7                     The decision to grant leave to appeal is a discretionary one.  Generally, it is relevant to determine whether the decision was attended by sufficient doubt to warrant its being reconsidered by the Federal Court, and secondly whether substantial injustice would result if leave to appeal were refused supposing the decision be wrong:  Décor Corporation Pty Ltd v Dart Industries Inc (1991) 33 FCR 397.

8                     I note, so that it is not suggested that I have overlooked the material, the applicant has specified his disbursements at $70, being said to be $15 to travel to Court on 9 February 2010, plus $5 for parking fees, and $50 for typing his application and written submissions and a letter (a total of 10 pages) on the disqualification application.  The payment for the typing is apparently confirmed by a copy of a letter from the typist dated 13 February 2010 on which is endorsed a receipt dated 14 February 2010.

9                     In my view, leave to appeal should be refused.  Federal Magistrate Simpson exercised a discretion as to whether to award costs of that application.  It is one of the unfortunate consequences of a disqualification application that costs may be incurred which, in one sense, it is unfair to visit upon the applicant but in another sense it is unfair to visit upon the respondent, because the respondent (as here) played no role in the circumstances giving rise to the disqualification application and did not participate in the hearing.  Given those circumstances, it was within the Federal Magistrate’s discretion to order that there be no costs of the application.

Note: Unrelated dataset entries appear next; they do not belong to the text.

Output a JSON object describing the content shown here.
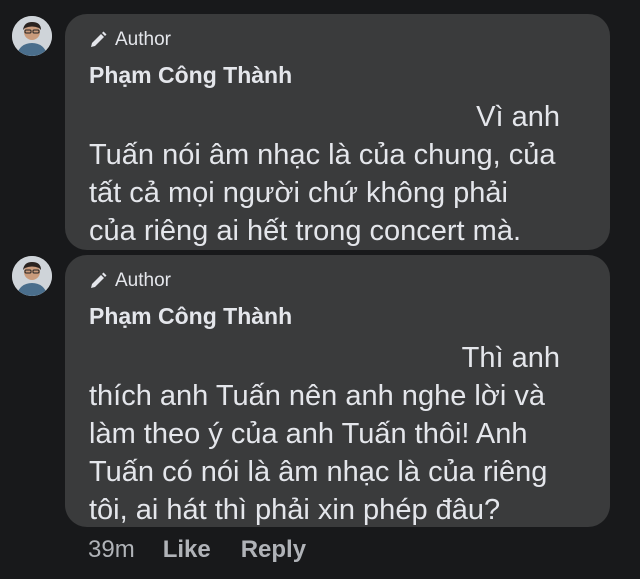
{
  "comments": [
    {
      "badge": "Author",
      "badge_icon": "pencil-icon",
      "author": "Phạm Công Thành",
      "text_first_line": "Vì anh",
      "text_lines": [
        "Tuấn nói âm nhạc là của chung, của",
        "tất cả mọi người chứ không phải",
        "của riêng ai hết trong concert mà."
      ]
    },
    {
      "badge": "Author",
      "badge_icon": "pencil-icon",
      "author": "Phạm Công Thành",
      "text_first_line": "Thì anh",
      "text_lines": [
        "thích anh Tuấn nên anh nghe lời và",
        "làm theo ý của anh Tuấn thôi! Anh",
        "Tuấn có nói là âm nhạc là của riêng",
        "tôi, ai hát thì phải xin phép đâu?"
      ]
    }
  ],
  "actions": {
    "time": "39m",
    "like": "Like",
    "reply": "Reply"
  },
  "colors": {
    "background": "#18191b",
    "bubble": "#3a3b3c",
    "text": "#e4e6eb",
    "secondary_text": "#b0b3b8"
  }
}
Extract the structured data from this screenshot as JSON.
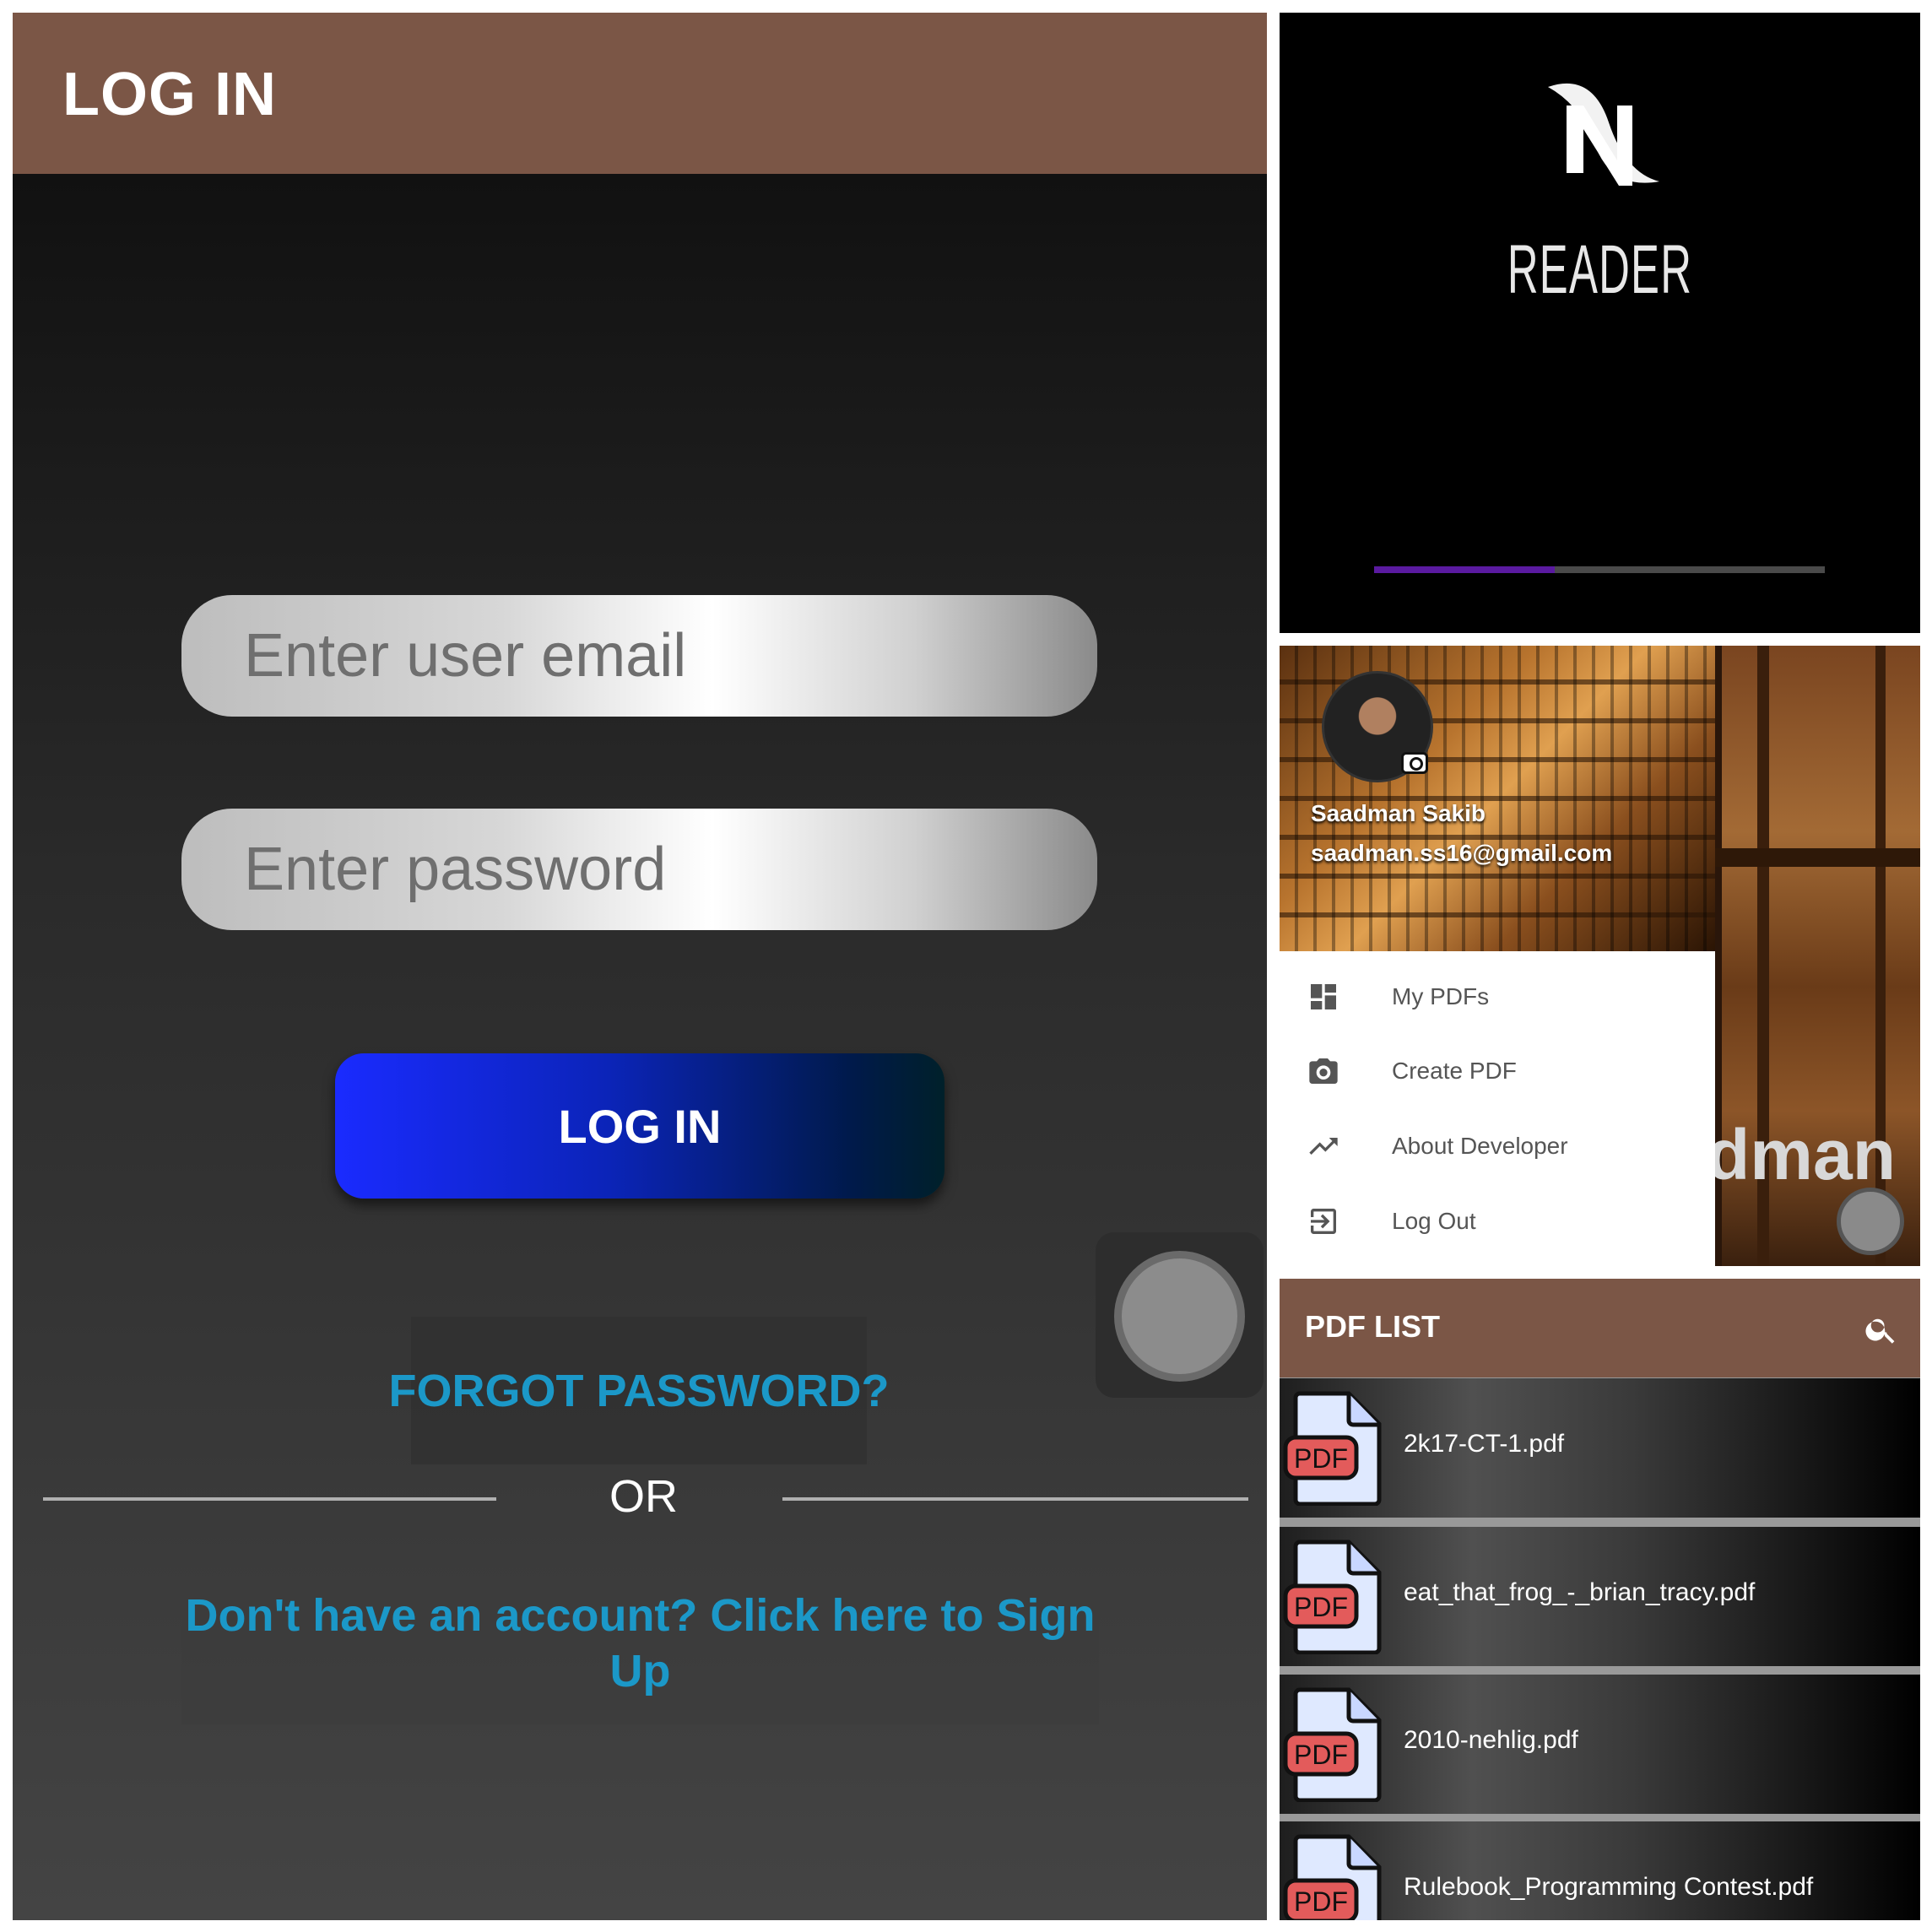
{
  "login": {
    "title": "LOG IN",
    "email_placeholder": "Enter user email",
    "password_placeholder": "Enter password",
    "login_button": "LOG IN",
    "forgot_password": "FORGOT PASSWORD?",
    "or_text": "OR",
    "signup_text": "Don't have an account? Click here to Sign Up"
  },
  "splash": {
    "app_name": "READER",
    "progress": 0.4
  },
  "drawer": {
    "user_name": "Saadman Sakib",
    "user_email": "saadman.ss16@gmail.com",
    "background_name": "dman",
    "menu": [
      {
        "label": "My PDFs",
        "icon": "dashboard-icon"
      },
      {
        "label": "Create PDF",
        "icon": "camera-icon"
      },
      {
        "label": "About Developer",
        "icon": "trending-up-icon"
      },
      {
        "label": "Log Out",
        "icon": "logout-icon"
      }
    ]
  },
  "pdf_list": {
    "title": "PDF LIST",
    "icon_text": "PDF",
    "files": [
      "2k17-CT-1.pdf",
      "eat_that_frog_-_brian_tracy.pdf",
      "2010-nehlig.pdf",
      "Rulebook_Programming Contest.pdf"
    ]
  },
  "colors": {
    "app_bar": "#7b5646",
    "link": "#1b98c8",
    "button_start": "#1a2bff",
    "progress": "#5a1aa0"
  }
}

10                  In addition, although the applicant indicated that he was seeking recovery of disbursements only, there was no material before the Federal Magistrate upon which to indicate the nature or extent of those disbursements.  He did not at the time seek an opportunity to prove them.

11                  Thirdly, if the applicant’s claim is ultimately unsuccessful, it was legitimate for the Federal Magistrate to consider that it would be unfair to visit upon the respondents the costs of that application when the applicant has not established an entitlement to relief at all in the proceeding, and indeed when it may be found that either or both of the respondents’ defences to the claim should succeed.  As an exercise of discretion on the part of the Federal Magistrate, it is not possible to say that the decision was attended with sufficient doubt to warrant it being reconsidered by the Full Court of this Court: cf House v R (1936) 55 CLR 499 at 504-505.  Nor do I consider that substantial injustice will be caused if leave to appeal were refused, supposing the costs decision to have been wrong; having regard to the respective positions of the parties and to the fact that the issues between them were and remain undecided.

12                  For those reasons, the application for leave to appeal is refused.

 

I certify that the preceding twelve (12) numbered paragraphs are a true copy of the Reasons for Judgment herein of the Honourable Justice Mansfield.